Peace and unity at Springfield Housing Authority
Fifteen Springfield Housing Authority employees are now official ambassadors of peace.
The group met for three consecutive days recently for an intense – and fun – training session with the Alternatives to Violence Project, a volunteer organization that offers conflict resolution workshops to transform lives and build peaceful communities. The sessions included role-playing, acting out scenarios, and breaking down communication into digestible chunks to analyze.
Open to any SHA employee willing and interested, the sessions drew from a variety of districts, amps and offices. Included in the roster were an SHA commissioner, a deputy, several directors and property managers, those at the clerical and aide levels, and one participant from Springfield City Hall.
“I was thrilled to see the number, and the cross-section of our staff that came forward,” said Deputy Executive Director Michelle Booth, who organized the session and served as one of four key trainers.

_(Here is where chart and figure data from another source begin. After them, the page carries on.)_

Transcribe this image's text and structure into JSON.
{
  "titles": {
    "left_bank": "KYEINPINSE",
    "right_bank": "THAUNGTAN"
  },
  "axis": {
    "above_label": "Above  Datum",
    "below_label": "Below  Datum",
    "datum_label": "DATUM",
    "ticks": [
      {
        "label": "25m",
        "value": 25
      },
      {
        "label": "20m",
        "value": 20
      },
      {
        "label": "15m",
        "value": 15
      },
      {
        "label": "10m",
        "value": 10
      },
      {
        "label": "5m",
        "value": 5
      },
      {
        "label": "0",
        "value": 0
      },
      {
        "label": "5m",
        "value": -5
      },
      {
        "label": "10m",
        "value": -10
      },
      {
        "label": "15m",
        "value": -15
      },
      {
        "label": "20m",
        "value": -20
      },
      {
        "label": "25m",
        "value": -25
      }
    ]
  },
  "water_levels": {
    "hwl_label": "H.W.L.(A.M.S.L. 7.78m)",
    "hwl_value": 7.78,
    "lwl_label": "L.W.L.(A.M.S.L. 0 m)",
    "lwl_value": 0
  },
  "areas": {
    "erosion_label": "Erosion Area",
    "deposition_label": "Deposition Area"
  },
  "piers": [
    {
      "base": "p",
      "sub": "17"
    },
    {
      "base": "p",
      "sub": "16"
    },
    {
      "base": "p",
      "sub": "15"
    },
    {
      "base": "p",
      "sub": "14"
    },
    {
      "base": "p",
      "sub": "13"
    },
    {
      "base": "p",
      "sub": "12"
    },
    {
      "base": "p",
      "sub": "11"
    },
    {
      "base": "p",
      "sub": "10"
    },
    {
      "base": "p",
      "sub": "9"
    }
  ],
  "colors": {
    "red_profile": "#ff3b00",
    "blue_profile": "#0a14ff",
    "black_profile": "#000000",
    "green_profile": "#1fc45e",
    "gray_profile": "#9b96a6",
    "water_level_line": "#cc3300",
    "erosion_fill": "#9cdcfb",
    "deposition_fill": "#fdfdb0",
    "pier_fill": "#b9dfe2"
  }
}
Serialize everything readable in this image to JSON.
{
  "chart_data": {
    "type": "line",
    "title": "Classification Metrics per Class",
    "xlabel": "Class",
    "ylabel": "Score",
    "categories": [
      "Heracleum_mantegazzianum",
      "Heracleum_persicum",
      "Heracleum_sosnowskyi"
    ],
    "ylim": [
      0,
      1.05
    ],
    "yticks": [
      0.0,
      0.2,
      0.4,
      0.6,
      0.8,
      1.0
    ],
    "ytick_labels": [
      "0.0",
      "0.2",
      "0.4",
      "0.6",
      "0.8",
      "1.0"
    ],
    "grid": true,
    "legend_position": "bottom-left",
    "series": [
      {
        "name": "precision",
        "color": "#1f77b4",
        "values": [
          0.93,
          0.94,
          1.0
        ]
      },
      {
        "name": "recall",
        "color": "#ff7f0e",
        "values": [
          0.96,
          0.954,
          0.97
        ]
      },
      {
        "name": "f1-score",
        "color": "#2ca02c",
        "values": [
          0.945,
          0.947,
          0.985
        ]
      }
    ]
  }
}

Other trainers were Michelle Ricker of the Public Safety Office, Kathy Rubenstein of AVP Massachusetts and Awilda Sanchez of the Old Hill Neighborhood Council.
Booth has been active in bringing AVP to schools, libraries, churches and other organizations in Springfield over the past three years. She said the SHA session was a huge success, now bringing an important core group of trained peacemakers that represents a broad spectrum of the SHA family.
“This will enable us to bring this proven, effective violence prevention method out to residents and to the community,” Booth said.
For those who attended the full-day sessions, becoming a certified as having completed basic AVP training was nothing short of transformational.
“I loved everything about it,” said Daisy Gomez, who is Resident Services Coordinator working out of Sullivan Apartments.
“I learned so many different things about myself, and about dealing with other people. It was nothing like what I expected. I got so much out of it,” she said.
Senior Property Manager Daniel Bresnahan said he could already see himself using the techniques and tips that were a part of the training.
“It was great,” he said. “You learn to think about patience, and seeing the way you communicate in a totally different way. I can see this being good for anyone who gets involved and tries it.”
AVP workshops use participants’ own experiences, along with interactive games, exercise and role playing to help people examine the way they interact with others, in particular during situations where injustice, prejudice, frustration and anger can lead to aggressive behavior.
Launched 40 years ago as a program for inmates, AVP now exists in 33 states and more than 40 countries. Sessions are always free of charge. The training has been shown to help participants manage feelings about anger and fear, deal more effectively with risk and danger, build good relationships, communicate well in difficult situations, recognize skills and learn new ones, be true to oneself while respecting others, and understand why conflict happens.
Those benefits certainly hit home at the SHA training session.
“It’s not like any training I’ve ever been to,” said Jessica Quiñonez, who is on the SHA Board of Commissioners.
“It’s the kind of thing that you can use in your everyday life, in your personal relationships as well as at work. I know I’ll use it as a commissioner, and in anything else I do,” said Quiñonez, who is president of the tenants’ council at Jennie Lane Apartments, where she lives.
Loleta Collins, participant services director, said she can easily see the broad implications of AVP training.
“You learn alternatives to building better community, and a lot of different ways to communicate. I’ll absolutely use this,” Collins said.
There are three levels of AVP training: basic, advanced and trainer.
Booth is at the trainer or facilitator level, meaning she has trained for more than 60 hours, including as an apprentice. She works closely with Rubenstein on training sessions at locations around the city.
Since Booth got involved in AVP in early 2012, some 100 people in Springfield have received some level of training, including 15 teens and young adults who are using skills in the community.